Tu as insisté, disant que ce n’était qu’entre amis et que je n’avais pas à avoir peur. Tu sortais des phrases sympathiques, amicales, essayant d’être rassurant tout en étant insistant. Tout à coup, tu me respectais, tu ne voulais que mon bien, tu avais pensé à moi subitement, par hasard. Tu as senti mon hésitation… Tu t’en doutais bien que je serais sur mes gardes. Tu m’as donc remis le contrôle, pour que je ne me sente pas coincée et que je fuis, tu m’as dit que je décidais, que je choisissais, donc inutile pour moi de craindre quoi que ce soit.
Et ça a fonctionné.
Je t’ai rappelé.
J’ai accepté.
La première étape de ton plan avait fonctionné. Tu devais tellement être fier. Tu étais intelligent, débrouillard, brillant manipulateur.

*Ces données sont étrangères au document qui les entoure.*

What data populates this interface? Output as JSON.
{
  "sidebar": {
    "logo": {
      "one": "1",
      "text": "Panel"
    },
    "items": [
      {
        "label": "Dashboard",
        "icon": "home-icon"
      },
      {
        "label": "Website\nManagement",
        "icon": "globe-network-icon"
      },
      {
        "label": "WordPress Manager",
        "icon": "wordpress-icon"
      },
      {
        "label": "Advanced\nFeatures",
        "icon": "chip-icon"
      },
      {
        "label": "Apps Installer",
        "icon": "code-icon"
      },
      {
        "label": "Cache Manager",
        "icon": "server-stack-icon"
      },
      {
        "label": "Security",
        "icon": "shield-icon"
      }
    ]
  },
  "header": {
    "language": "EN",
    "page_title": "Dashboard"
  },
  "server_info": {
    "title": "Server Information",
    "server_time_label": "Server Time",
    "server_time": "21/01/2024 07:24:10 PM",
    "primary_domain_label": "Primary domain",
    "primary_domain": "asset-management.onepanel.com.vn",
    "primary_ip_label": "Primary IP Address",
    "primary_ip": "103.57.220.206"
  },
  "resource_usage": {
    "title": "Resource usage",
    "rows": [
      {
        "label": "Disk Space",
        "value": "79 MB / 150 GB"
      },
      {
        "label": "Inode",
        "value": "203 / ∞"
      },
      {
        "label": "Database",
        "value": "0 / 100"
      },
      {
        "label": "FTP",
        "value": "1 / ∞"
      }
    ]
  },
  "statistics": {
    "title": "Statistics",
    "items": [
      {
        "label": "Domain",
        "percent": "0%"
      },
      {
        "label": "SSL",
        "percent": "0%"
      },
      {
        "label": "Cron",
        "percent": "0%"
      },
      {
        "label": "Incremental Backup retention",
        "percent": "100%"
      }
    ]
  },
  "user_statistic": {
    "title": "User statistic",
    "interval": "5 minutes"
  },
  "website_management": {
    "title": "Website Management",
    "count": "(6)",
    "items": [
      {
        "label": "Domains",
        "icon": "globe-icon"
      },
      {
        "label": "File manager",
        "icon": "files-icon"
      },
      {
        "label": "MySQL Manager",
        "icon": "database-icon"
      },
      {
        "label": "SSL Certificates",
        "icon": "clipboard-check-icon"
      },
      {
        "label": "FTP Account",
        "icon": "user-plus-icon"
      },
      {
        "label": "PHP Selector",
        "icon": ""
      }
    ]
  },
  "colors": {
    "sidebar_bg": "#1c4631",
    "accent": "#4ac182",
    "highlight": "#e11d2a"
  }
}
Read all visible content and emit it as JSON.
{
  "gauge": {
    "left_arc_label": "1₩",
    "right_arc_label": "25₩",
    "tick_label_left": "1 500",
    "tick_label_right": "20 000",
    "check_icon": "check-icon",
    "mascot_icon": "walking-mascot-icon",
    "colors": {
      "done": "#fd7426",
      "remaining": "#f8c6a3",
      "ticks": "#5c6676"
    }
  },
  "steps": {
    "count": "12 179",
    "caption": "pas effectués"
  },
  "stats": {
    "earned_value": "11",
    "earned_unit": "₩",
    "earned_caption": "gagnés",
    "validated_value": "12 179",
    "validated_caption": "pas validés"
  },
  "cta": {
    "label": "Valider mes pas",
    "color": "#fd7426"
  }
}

Tu t’es préparé. Lavé. Parfumé. Tu as choisi ce que tu étais pour porter.
Probablement que pendant tout ce temps, tu te répétais quoi dire, quoi faire, pour que tout fonctionne selon tes plans…
Tu es venu me chercher. Souriant, joyeux, agréable. Tu as donc lancé tout bonnement cette idée. Une soirée tranquille à la place. Pourquoi pas? Tu espérais que je dise oui. Et si je n’avais pas voulu, qu’aurais-tu fait? M’aurais-tu amené en voiture dans un endroit perdu? Aurais-tu passé une soirée avec moi au bar en étant le plus sympathique du monde pour que la prochaine fois, j’accepte d’être seule avec toi? Avais-tu un plan B…C…D?
Mais j’ai accepté. Deuxième étape réussie. La fierté a dû te monter à la tête. Le stress aussi peut-être. Mais ta détermination était toujours belle et bien présente. Hurlante. Tout fonctionnait.
Tel un gentleman, tu m’as amenée au club vidéo. Tu m’as probablement laissé choisir les films. Tu as certainement payé. Et on est allé chez moi, dans ma chambre, pour les regarder.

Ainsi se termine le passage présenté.